If you’ve heard of the dish called arroz a la Cubana, this is a variation. Instead of rice, the ground meat stew, fried egg and bananas are served with flour tortillas. The meat stew is cooked spicy, chili style, and, in lieu of the traditional saba bananas, I used the lakatan (lacatan) variety — very ripe, very sweet and a very pretty yellow-orange.

And just where did the idea come from? From Golden West Cafe’s huevos montulenos which, whether the misspelling is intentional or not, seems to be an American adaptation of huevos motuleños, a breakfast dish from the Yucatan region of Mexico that “consists of fried eggs served on tortillas with refried black beans and a tomato-based sauce, which is often studded with ham, peas and plantains and then sprinkled with cheese.”

Chili, Egg and Banana Breakfast
Prep Time
10 mins
Cook Time
10 mins
Total Time
20 mins
Servings: 3
Author: Connie Veneracion
  • 2 and 1/2 cups cooked chili (see notes below)
  • 3 eggs
  • 3 to 6 bananas ripe
  • 3 to 4 tablespoons butter
  • 6 six-inch flour tortillas (use only three if the tortillas as much larger)
  • chopped parsley to garnish
  1. Heat the chili. Keep covered.
  2. Melt the butter in a non-stick frying pan. Cook the eggs, sunny side up, and transfer to individual plates.

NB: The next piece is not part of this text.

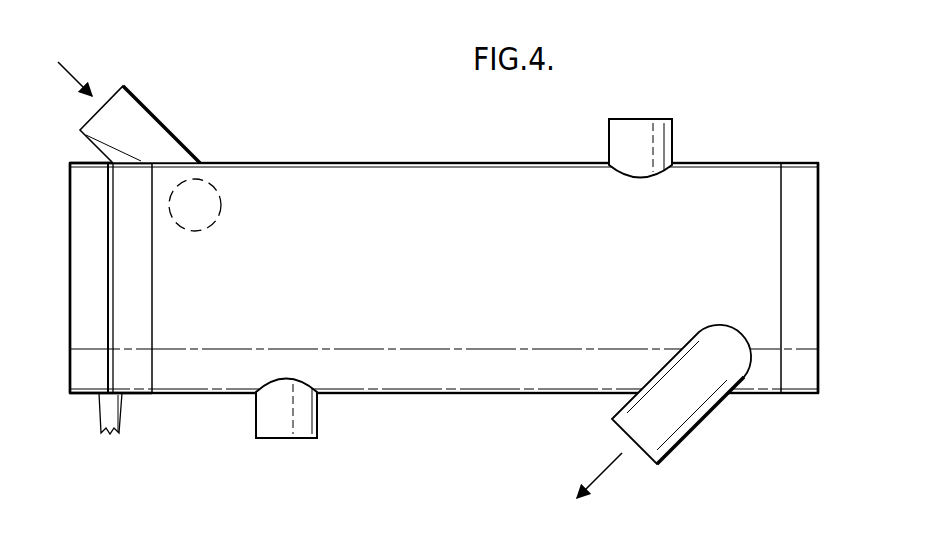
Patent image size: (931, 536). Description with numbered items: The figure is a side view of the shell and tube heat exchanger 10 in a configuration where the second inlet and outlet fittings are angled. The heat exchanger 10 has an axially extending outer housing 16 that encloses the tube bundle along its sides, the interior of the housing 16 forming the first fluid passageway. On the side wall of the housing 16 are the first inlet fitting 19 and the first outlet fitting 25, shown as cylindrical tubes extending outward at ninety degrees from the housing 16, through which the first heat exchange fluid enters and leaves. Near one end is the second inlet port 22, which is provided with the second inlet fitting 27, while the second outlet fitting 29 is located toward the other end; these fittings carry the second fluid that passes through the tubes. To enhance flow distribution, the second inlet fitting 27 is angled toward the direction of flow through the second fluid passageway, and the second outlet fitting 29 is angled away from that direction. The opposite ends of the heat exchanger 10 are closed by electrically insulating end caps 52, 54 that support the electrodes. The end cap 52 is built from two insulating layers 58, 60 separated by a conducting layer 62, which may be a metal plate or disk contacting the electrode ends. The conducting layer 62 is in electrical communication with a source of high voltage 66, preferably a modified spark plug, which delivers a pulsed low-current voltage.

  3. Peel the bananas and split lengthwise. Fry in the remaining butter until lightly browned.
  4. Wipe the frying pan with kitchen paper and reheat.
  5. Heat the tortillas until blistered.
  6. To serve: Arrange the fried bananas, chili and tortillas around the fried egg. Sprinkle with chopped parsley. Have a great breakfast.